Running in containers
A wireform-kafka-streams process keeps its working state on local
disk. The RocksDB backend
(Kafka.Streams.State.KeyValue.RocksDB, built with the
+rocksdb Cabal flag) writes column-family files under
<stateDir>/<storeName>/; the WAL-backed
Kafka.Streams.State.KeyValue.Persistent backend does the same.
Either way, “the database lives in the container” is the model.
Containers break four assumptions that model relies on.
First, the filesystem is expected to outlive the process. Second, the hostname should be stable across restarts. Third, memory consumption should be predictable. Fourth, there should be time to flush state on shutdown.
In containers, none of these hold by default.

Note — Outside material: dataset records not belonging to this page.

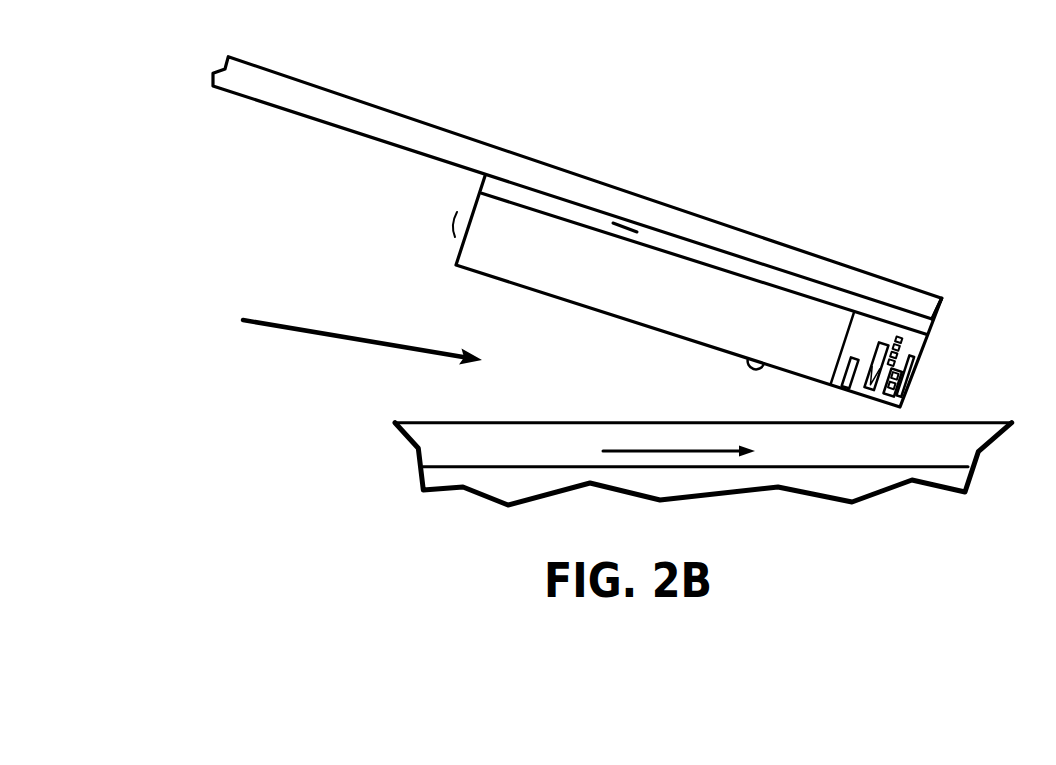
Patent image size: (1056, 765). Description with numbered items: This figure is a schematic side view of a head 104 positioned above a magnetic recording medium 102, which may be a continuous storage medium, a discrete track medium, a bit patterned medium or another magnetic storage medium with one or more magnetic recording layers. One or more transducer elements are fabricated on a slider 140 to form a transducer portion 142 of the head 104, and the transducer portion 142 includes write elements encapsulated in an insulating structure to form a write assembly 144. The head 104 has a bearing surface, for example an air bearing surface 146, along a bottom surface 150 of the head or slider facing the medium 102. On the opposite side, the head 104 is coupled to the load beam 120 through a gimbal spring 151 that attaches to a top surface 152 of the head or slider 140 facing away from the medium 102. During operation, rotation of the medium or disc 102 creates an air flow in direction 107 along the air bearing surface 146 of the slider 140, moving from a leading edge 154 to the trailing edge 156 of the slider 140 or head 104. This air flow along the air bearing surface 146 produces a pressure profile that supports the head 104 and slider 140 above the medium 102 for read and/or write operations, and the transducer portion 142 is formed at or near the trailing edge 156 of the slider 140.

The medium 102 is at (942, 455).
The head 104 is at (930, 286).
The air flow direction 107 is at (679, 450).
The load beam 120 is at (507, 167).
The slider 140 is at (663, 281).
The transducer portion 142 is at (938, 336).
The write assembly 144 is at (917, 325).
The air bearing surface 146 is at (626, 330).
The bottom surface 150 is at (763, 362).
The gimbal spring 151 is at (627, 222).
The top surface 152 is at (765, 278).
The leading edge 154 is at (427, 224).
The trailing edge 156 is at (920, 362).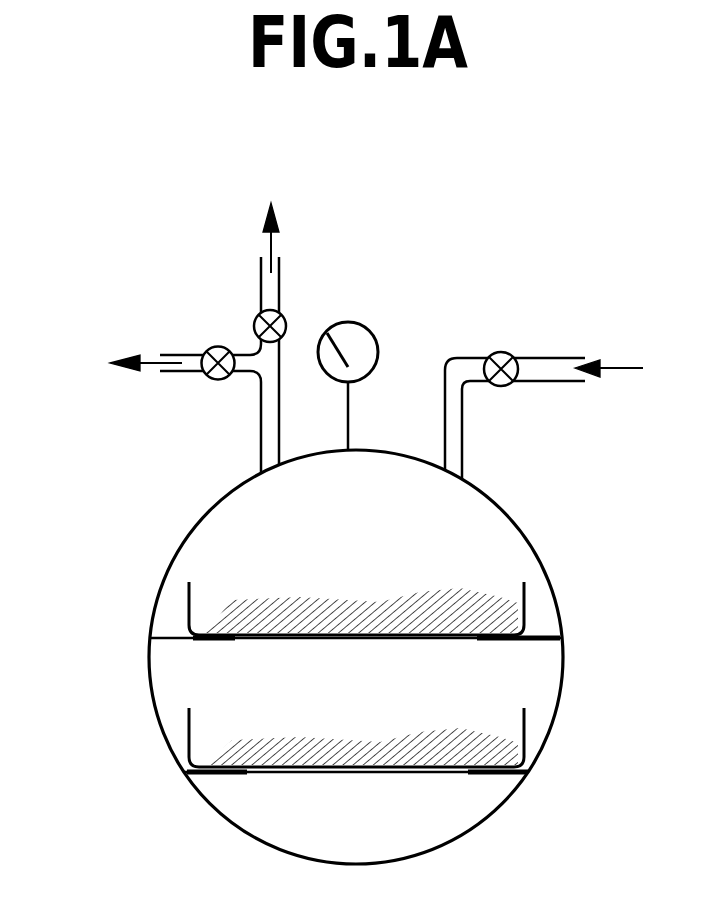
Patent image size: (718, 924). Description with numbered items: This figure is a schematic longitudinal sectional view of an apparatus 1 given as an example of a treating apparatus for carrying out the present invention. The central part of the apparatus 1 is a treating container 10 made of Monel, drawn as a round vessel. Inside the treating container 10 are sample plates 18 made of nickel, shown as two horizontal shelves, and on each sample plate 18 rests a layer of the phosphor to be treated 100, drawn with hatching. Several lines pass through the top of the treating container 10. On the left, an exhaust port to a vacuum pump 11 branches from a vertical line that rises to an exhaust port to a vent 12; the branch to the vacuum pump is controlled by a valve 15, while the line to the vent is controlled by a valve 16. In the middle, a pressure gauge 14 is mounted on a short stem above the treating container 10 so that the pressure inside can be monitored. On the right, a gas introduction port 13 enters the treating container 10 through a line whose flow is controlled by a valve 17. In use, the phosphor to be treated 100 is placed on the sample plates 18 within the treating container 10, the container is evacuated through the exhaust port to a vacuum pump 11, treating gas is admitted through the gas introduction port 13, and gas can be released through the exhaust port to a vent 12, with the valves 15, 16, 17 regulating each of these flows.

The apparatus 1 is at (78, 188).
The treating container 10 is at (517, 520).
The exhaust port to a vacuum pump 11 is at (164, 362).
The exhaust port to a vent 12 is at (274, 320).
The gas introduction port 13 is at (566, 414).
The pressure gauge 14 is at (372, 323).
The valve 15 is at (217, 346).
The valve 16 is at (285, 318).
The valve 17 is at (498, 353).
The sample plate 18 is at (543, 640).
The phosphor to be treated 100 is at (333, 755).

This page covers how to put each one back.
1. State persistence
Section titled “1. State persistence”A streams instance owns RocksDB directories under
stateDir. On unclean shutdown, RocksDB’s WAL replay on next open
handles partial-write recovery (this is why
Kafka.Streams.State.KeyValue.RocksDB.rocksDBKeyValueStore
sets storeFlush = pure (): the WAL is the flush). The Kafka
changelog topic behind every store is independent durability;
the local copy is an optimisation.
You therefore have four strategies, in order of decreasing cost on restart:
| Strategy | Cold-boot cost | When to pick |
|---|---|---|
Persistent volume at stateDir | Near-zero: WAL replay only | Default for any non-trivial stateful topology |
Ephemeral disk + numStandbyReplicas >= 1 | Metadata flip on failover; full replay if every replica dies | When you’d rather pay 2× changelog bandwidth than mount a volume |
| Ephemeral disk + Riffle snapshot store | O(time-since-last-snapshot) replay from object store + tail | Multi-TB state where full changelog replay would gate rollouts |
| Ephemeral disk + plain changelog | O(state-size / replay-bandwidth) on every cold start | Small stores or recreatable workloads only |
Persistent volume layout
Section titled “Persistent volume layout”The runtime opens one RocksDB directory per (storeName, taskId)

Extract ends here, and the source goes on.